New Research Shows Open Source Software Supports 96% of Modern Applications, But Concerns Remain
A recent study titled "Free and Open Source Software Census III", jointly conducted by Harvard Business School, Harvard's Laboratory for Innovation Science, the Linux Foundation, and the Open Source Security Foundation (OpenSSF), has been released. Building upon two previous studies, this research delves into the application-level components that form the foundation of modern software.
The study analyzed over 12 million data points on open source software usage from 10,000 companies. The research team collaborated with the industry to collect anonymous data from multiple platforms, including automated scans of production codebases and comprehensive manual reviews of software compositions, to gain a deeper understanding of open source software usage and its indirect dependencies within software supply chains.
Key findings of the study include:
- Open source components are present in 96% of codebases.
- The use of proprietary packages related to cloud services (i.e., non-open source) is rapidly increasing.
- The industry's continued reliance on outdated Python 2 poses security risks.
- Since the second survey, the adoption of Rust has surged by 500%, marking a shift towards memory-safe programming.
- The lack of standardized naming for software components increases security risks.
- A small group of contributors drives major open source software, raising concerns about sustainability.
The report is available for free download on the Linux Foundation's official website for those interested in the full text: https://www.linuxfoundation.org/research/census-iii?hsLang=en
Exposure of Risk in Single-Maintainer Projects:
The report points out that 40% of top projects have only 1 to 2 developers who contribute over 80% of the code. This high concentration of contributors/maintainers represents a potential security risk.
An example is this year's supply chain poisoning incident with XZ Utils, where a hacker gained the trust of the main maintainer by frequently contributing to the project. After becoming a maintainer, they began injecting malicious code into the project, affecting a large number of downstream projects.
The OpenSSF Foundation is working to address these challenges by ensuring that the reviewed source code is what people are actually running. A major advantage of open source software is its ability to undergo extensive reviews to identify intentional or unintentional vulnerabilities.
However, if the reviewed content is not what's used to build the final product, then the review becomes meaningless.

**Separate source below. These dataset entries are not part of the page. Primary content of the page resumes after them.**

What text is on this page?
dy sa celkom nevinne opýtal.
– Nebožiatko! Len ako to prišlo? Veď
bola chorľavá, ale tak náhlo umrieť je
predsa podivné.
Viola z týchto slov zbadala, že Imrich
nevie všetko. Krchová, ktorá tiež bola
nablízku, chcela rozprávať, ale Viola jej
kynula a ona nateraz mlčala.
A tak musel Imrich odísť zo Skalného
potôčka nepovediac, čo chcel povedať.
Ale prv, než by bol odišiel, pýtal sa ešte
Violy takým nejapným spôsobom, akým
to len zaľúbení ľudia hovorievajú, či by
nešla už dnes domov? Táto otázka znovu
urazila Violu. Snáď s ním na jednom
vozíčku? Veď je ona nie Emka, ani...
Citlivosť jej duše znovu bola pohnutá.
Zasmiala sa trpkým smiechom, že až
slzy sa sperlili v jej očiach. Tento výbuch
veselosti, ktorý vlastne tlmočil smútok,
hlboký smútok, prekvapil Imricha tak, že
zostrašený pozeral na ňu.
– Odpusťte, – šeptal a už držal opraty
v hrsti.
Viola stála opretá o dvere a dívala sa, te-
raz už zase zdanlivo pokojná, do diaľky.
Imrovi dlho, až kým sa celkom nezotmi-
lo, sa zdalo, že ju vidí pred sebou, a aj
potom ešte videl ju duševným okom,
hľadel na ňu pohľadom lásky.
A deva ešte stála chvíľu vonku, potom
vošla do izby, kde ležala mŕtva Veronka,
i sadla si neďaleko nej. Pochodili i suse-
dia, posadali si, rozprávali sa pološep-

Therefore, OpenSSF's efforts include strengthening the build and distribution processes to ensure that the code running in reality has been reviewed.

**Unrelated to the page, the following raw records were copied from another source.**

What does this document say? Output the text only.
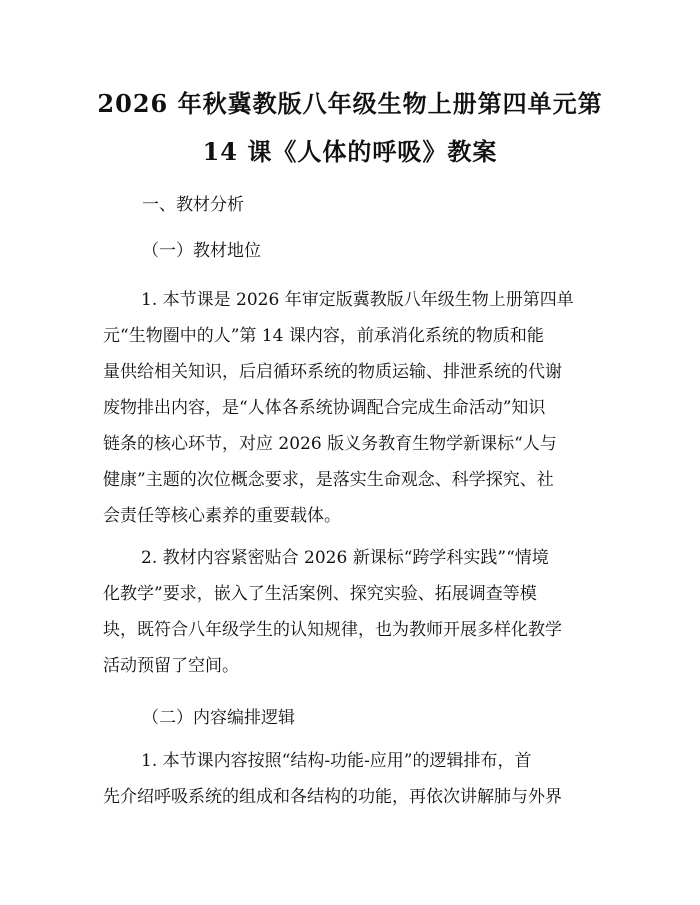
2026 年秋冀教版八年级生物上册第四单元第
14 课《人体的呼吸》教案
一、教材分析
（一）教材地位
1. 本节课是 2026 年审定版冀教版八年级生物上册第四单
元“生物圈中的人”第 14 课内容，前承消化系统的物质和能
量供给相关知识，后启循环系统的物质运输、排泄系统的代谢
废物排出内容，是“人体各系统协调配合完成生命活动”知识
链条的核心环节，对应 2026 版义务教育生物学新课标“人与
健康”主题的次位概念要求，是落实生命观念、科学探究、社
会责任等核心素养的重要载体。
2. 教材内容紧密贴合 2026 新课标“跨学科实践”“情境
化教学”要求，嵌入了生活案例、探究实验、拓展调查等模
块，既符合八年级学生的认知规律，也为教师开展多样化教学
活动预留了空间。
（二）内容编排逻辑
1. 本节课内容按照“结构-功能-应用”的逻辑排布，首
先介绍呼吸系统的组成和各结构的功能，再依次讲解肺与外界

The Perennial Issue of Python 2:
The Python Foundation released Python 2 in 2000 and the Python 3 series in 2008. Currently, Python is mainly evolving in the Python 3.x series.
The troublesome part is that some industries still have a 20% to 30% usage rate of Python 2. Using outdated versions of Python means security risks, but the industry hasn't found a better way to transition to newer versions yet.
OpenSSL believes that making new version upgrades extremely easy could help promote the adoption of new versions of open source software. In almost all cases, new versions should be fully backward compatible with older ones, especially previous versions, despite the extra effort required from developers. This approach is seen as the right way forward.